Febrero tumultuoso y con fuerte debate
No cayó del todo bien en la comunidad de los operadores turísticos en general la designación del empresario Alfonso Varela como futuro ministro del ramo. Cuando todos esperaban a alguien vinculado a esta actividad, como Mario Amestoy, Ricardo Victorica e incluso Ernesto Rodríguez Altez, saltó este nombre que coloca a la interna del sector privado un subrayado en fase de interrogación, o de incertidumbre en cuanto a lo que promoverá desde su cartera el futuro secretario de Estado.
Que no haya caído bien o que de alguna manera el sector privado no se sienta representado por la figura de Varela, no supone que los operadores turísticos no vayan a darle su voto inicial de confianza ni se pongan a su disposición para salir de la peor crisis que soporta el sector.
Lo cierto es que el hiato ha sido fortísimo entre el sector privado y el oficial y, en las declaraciones públicas, algunas voces han arremetido contra la figura del actual ministro, Benito Stern. Dicho jerarca, según se pudo apreciar, se ha sentido «dolido» por estas críticas a su gestión.
Pero hace unos días, Augusto Victorica aclaró que no hubo intención de lanzarle todo el fardo a Stern y que, de alguna manera, el sector privado también se hacía responsable de esta temporada.

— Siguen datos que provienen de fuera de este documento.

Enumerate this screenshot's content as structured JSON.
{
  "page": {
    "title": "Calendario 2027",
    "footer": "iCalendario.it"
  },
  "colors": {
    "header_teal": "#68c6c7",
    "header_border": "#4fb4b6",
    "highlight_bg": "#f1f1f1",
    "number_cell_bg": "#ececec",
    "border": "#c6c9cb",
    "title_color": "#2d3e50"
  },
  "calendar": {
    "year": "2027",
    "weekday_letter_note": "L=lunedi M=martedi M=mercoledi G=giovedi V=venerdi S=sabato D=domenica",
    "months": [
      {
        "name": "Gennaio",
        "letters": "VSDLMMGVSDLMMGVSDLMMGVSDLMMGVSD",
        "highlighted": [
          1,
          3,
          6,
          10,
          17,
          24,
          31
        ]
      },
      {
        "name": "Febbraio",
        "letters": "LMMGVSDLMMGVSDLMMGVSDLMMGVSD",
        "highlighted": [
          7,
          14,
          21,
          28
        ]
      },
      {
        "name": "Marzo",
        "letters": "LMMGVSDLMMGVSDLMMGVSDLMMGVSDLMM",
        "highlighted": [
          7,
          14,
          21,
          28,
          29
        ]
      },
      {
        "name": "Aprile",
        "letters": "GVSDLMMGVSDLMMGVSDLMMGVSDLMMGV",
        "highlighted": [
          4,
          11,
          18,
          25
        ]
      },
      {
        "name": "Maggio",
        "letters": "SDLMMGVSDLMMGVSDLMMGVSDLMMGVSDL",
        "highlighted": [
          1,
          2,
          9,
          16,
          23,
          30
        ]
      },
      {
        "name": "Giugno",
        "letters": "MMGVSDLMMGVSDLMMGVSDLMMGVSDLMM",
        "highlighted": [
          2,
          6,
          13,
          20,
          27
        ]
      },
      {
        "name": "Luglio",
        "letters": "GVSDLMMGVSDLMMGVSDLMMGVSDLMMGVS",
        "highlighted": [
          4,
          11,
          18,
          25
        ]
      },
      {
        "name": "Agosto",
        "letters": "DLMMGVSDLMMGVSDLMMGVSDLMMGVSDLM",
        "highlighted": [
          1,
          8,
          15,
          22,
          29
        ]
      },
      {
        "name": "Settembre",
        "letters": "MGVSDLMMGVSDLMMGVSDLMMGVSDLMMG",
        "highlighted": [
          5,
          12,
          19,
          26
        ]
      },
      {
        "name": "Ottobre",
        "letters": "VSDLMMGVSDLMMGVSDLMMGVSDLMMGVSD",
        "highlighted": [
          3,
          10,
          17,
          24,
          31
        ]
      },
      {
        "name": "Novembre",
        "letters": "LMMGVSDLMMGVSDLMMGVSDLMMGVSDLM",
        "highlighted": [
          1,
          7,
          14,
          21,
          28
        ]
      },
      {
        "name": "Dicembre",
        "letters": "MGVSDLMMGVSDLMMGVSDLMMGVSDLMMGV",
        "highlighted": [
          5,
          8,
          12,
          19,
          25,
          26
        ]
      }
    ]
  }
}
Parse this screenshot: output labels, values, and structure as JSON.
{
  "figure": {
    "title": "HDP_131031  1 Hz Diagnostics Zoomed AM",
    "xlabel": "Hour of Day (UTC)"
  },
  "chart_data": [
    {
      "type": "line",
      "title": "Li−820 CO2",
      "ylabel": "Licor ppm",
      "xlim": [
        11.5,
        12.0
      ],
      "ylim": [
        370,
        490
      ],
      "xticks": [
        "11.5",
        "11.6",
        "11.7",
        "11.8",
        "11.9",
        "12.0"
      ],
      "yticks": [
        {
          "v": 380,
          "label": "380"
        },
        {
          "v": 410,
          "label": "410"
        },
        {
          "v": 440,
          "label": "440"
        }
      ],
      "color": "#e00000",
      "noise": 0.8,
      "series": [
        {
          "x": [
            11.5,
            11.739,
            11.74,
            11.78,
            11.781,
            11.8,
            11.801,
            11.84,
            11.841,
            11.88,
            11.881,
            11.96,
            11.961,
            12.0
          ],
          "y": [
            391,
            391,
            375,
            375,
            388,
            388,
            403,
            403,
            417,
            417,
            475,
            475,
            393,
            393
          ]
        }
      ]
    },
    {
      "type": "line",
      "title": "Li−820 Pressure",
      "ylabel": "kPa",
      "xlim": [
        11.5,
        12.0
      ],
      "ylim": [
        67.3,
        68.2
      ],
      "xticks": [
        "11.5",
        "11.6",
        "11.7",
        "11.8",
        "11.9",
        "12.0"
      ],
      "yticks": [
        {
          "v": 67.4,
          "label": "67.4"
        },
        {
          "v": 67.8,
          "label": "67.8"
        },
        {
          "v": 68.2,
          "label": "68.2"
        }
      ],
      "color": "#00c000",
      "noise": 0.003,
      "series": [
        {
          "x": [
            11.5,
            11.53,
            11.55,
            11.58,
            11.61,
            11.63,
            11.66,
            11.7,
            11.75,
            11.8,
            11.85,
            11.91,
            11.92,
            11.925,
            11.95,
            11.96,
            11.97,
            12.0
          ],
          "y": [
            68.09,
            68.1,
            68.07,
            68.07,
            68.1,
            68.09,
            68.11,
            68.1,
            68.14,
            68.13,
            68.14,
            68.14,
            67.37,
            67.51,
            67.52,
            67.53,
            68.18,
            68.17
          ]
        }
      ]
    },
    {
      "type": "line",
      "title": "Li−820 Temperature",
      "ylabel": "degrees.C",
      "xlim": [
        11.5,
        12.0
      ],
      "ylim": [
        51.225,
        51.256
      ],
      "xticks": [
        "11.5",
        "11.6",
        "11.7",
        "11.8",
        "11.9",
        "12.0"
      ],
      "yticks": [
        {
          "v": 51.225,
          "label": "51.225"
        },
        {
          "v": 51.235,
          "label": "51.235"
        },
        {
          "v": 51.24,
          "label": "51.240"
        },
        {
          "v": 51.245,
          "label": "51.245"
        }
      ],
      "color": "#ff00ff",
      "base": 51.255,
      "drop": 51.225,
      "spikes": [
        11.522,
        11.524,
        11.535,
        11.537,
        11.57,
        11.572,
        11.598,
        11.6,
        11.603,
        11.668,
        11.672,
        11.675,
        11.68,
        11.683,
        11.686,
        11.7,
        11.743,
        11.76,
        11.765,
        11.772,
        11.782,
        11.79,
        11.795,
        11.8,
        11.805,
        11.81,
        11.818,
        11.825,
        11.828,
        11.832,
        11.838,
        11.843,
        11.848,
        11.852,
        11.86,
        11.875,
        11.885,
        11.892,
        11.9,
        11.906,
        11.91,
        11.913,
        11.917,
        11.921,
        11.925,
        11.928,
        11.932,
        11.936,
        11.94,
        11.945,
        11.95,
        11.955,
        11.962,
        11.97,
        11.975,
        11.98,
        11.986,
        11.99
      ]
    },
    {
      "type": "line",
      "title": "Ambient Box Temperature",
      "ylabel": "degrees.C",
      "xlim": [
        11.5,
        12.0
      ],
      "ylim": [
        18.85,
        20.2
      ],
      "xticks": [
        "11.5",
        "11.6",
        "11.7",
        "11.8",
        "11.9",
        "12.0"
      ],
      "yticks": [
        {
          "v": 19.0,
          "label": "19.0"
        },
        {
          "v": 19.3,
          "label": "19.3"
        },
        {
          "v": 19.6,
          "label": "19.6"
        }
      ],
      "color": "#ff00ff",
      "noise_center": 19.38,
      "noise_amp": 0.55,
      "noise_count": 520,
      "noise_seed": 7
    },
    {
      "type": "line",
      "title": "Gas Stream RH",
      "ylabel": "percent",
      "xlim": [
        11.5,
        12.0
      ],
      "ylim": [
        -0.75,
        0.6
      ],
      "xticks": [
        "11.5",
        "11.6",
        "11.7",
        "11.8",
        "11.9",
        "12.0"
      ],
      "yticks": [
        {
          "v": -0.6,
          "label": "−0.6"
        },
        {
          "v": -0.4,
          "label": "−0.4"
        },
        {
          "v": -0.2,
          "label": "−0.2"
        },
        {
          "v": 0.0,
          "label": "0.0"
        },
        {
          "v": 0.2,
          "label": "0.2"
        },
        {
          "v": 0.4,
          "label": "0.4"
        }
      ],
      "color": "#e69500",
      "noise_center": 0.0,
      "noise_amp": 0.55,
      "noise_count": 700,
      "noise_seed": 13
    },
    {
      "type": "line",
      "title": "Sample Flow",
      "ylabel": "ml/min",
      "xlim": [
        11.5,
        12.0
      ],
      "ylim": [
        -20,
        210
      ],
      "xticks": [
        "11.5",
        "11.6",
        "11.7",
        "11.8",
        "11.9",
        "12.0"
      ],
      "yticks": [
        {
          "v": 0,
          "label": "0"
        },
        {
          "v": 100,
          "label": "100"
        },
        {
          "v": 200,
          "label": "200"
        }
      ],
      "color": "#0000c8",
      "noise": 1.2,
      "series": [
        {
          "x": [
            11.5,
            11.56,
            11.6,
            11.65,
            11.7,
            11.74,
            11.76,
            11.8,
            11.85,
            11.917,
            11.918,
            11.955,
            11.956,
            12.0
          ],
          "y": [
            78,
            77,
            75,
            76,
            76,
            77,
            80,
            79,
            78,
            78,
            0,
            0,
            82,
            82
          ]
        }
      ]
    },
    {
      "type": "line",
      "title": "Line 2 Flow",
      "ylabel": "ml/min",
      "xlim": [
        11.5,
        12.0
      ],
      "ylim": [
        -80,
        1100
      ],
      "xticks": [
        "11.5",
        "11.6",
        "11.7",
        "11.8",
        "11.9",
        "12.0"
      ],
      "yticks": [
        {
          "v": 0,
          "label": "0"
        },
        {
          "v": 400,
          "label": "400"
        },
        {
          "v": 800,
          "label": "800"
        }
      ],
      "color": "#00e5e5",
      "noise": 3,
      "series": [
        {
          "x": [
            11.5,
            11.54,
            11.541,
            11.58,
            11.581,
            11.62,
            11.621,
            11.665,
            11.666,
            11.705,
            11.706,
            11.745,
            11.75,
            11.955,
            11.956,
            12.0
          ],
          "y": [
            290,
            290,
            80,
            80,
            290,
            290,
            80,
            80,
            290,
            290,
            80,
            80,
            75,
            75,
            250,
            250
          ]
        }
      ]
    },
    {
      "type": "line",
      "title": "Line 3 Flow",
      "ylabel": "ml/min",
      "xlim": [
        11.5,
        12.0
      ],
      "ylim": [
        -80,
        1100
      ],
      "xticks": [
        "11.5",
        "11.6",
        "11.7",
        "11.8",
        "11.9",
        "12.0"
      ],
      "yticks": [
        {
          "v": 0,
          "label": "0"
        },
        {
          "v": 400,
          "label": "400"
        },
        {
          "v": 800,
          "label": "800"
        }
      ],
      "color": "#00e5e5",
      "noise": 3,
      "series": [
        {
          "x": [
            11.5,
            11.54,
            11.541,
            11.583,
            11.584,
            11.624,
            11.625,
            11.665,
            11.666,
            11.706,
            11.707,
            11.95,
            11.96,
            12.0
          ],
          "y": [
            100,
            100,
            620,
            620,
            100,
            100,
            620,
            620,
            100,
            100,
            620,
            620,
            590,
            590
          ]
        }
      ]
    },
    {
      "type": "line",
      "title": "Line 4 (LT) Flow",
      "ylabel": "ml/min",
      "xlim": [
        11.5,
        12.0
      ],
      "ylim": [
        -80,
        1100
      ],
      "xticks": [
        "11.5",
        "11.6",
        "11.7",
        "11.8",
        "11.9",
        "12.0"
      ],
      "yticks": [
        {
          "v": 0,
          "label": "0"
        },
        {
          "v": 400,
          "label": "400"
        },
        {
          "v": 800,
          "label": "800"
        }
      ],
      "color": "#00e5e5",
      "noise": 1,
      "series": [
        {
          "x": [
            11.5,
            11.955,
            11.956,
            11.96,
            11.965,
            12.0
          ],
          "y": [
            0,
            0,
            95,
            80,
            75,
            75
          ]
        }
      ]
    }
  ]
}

A su juicio, fracasaron las estrategias de marketing, las promociones y los paquetes turísticos, que resbalaron estrepitosamente frente a las ofertas mucho más atractivas de Brasil y otros mercados de fuera de la región. Ahora, llegó el momento de romper con el hiato en pos de tentar soluciones para reposicionar a Punta del Este, ganar cuerpos en la superficie de la competitividad de los destinos turísticos y, al mismo tiempo, generar nuevos atractivos que «enganchen» a los factibles turistas, además de convencer al Estado de la decisiva importancia que posee la industria.
Habrá que bajar las tarifas o adecuarlas, de acuerdo al testeo o el cotejo de los restantes destinos. Asimismo, sería conveniente generar una política turística donde la idea de promoción sea rigurosa y eficente y que, en definitiva, no se transforme en un boomerang.
Habrá que llamar a los productores de eventos para que viertan sus opiniones sobre la denominada «tumba de los cracks» y para que no terminen proponiendo espectáculos que no tengan la taquilla adecuada, evitando que se terminen regalando entradas para que las salas se colmen de público.
Porque la figura del productor parece degradada y no debería ser considerada así. Habrá que escucharlos y, por cierto, habrá que respaldarlos y no matarlos con impuestos de toda índole.
No hay mejor ejemplo que el espléndido proyecto de la Secretaría de Cultura de Buenos Aires denominado «Buenos Aires Vivo», que se transformó en un éxito y en un hito popular. Habrá que pensarlo.
Hay que romper el hiato y el escepticismo, sin perder volumen crítico y autocrítico. Tales elementos de reflexión tienen validez para el sector privado y para el oficial, única forma de amalgamar iniciativas que produzcan una verdadera lógica de cambio.
El turismo, que es sin dudas una forma de cultura y tiene una identidad propia, amerita mayor atención, porque siempre resultó una industria de alta rentabilidad para el país.
Hoy los operadores privados se ven a la deriva. Pero también depende de ellos instalar un tramado de iniciativas que ingresen a la mente del gobierno y lo convenzan que el turismo no es un quiosco o un carroussel de 30 o 45 días, sino una industria absolutamente rentable, que se merece mayor respeto y flexibilidad de parte de las autoridades oficiales, para que se pueda salir de la hora más crítica.